Donne in Afghanistan
di Cecilia Strada

Dal sito www.peacereporter.net riprendiamo il seguente articolo dell'8 marzo 2007. Cecilia Strada, figlia di Gino Strada, impegnata in Emergency, e' giornalista e documentarista



Dal 2001 a oggi, qualcosa e' cambiato per la popolazione femminile in
Afghanistan. Diverse donne sono state elette all'Assemblea nazionale (tutte
pero', e' bene ricordarlo, grazie alle "quote rosa" e non perche' siano
state realmente premiate dal voto degli elettori), nelle citta' in molte
hanno potuto ricominciare a lavorare fuori casa, a studiare, a frequentare
gli spazi pubblici. Per la stragrande maggioranza di chi abita al di fuori
dei grossi centri urbani, tuttavia, sembra che il tempo non sia passato.

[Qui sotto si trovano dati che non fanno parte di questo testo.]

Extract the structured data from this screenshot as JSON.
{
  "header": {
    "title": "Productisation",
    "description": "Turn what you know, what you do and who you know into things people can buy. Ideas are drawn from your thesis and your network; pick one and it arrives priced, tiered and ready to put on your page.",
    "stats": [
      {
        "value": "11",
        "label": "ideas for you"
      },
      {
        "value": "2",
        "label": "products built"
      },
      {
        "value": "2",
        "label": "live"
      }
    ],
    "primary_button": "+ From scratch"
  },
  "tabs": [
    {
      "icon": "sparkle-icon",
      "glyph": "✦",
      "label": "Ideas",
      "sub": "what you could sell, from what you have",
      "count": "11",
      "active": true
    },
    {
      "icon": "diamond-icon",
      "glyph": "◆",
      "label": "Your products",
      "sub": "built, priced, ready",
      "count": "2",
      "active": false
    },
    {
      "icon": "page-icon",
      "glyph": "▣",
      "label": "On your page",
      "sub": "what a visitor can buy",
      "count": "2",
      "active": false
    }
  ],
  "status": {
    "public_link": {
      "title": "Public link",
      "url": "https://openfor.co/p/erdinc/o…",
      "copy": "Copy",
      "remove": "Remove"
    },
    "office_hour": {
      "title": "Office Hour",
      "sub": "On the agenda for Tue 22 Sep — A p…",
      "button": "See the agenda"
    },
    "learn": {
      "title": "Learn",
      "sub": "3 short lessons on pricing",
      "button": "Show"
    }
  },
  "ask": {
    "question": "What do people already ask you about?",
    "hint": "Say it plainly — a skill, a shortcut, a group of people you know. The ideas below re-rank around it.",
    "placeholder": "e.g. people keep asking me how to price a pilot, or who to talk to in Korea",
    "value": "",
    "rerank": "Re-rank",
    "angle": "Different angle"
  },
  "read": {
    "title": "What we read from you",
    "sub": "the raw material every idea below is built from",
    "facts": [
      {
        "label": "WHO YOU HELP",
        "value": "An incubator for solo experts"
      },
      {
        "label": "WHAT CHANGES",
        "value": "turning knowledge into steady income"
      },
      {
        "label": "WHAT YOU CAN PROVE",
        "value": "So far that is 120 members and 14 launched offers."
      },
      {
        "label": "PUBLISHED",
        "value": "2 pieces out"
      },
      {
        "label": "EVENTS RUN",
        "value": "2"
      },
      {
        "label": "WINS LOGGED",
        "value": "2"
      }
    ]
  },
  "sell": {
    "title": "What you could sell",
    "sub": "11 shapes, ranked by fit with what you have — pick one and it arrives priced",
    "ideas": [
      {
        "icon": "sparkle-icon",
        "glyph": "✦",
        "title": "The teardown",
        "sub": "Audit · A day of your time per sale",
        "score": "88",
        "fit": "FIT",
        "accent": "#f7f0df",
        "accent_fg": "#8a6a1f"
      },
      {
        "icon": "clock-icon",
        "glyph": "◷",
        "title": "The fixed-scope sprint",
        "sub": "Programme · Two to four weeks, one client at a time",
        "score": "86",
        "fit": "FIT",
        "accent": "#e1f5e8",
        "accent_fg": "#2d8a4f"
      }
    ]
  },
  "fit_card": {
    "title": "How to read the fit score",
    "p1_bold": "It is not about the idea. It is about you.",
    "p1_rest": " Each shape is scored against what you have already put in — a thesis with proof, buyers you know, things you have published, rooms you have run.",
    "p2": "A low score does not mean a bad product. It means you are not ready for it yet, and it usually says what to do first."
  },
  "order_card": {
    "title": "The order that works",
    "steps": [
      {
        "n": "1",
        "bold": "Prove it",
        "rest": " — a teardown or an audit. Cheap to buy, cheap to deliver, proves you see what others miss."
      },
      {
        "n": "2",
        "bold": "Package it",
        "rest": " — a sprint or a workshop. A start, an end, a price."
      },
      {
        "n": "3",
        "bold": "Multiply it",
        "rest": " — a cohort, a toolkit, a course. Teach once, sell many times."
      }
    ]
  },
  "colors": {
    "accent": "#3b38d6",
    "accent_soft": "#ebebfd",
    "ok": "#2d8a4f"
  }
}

Ancora oggi, una donna che nasce in Afghanistan - chiamiamola Gulchi', con
nome di fiore - ancora prima di venire al mondo appartiene al padre. Nella
vita di tutti i giorni, e' il fratello a controllarla, accompagnandola e
sorvegliandola quando e' costretta a uscire di casa. Se il padre deve
assentarsi per lavoro, o se il padre muore, e' il fratello a diventare il
capo della famiglia e a disporre di lei. "Il fratello e' peggio del padre"
e' la frase di circostanza che le donne usano ogni volta che vengono a
conoscenza di qualche abuso perpetrato su una donna da parte del fratello.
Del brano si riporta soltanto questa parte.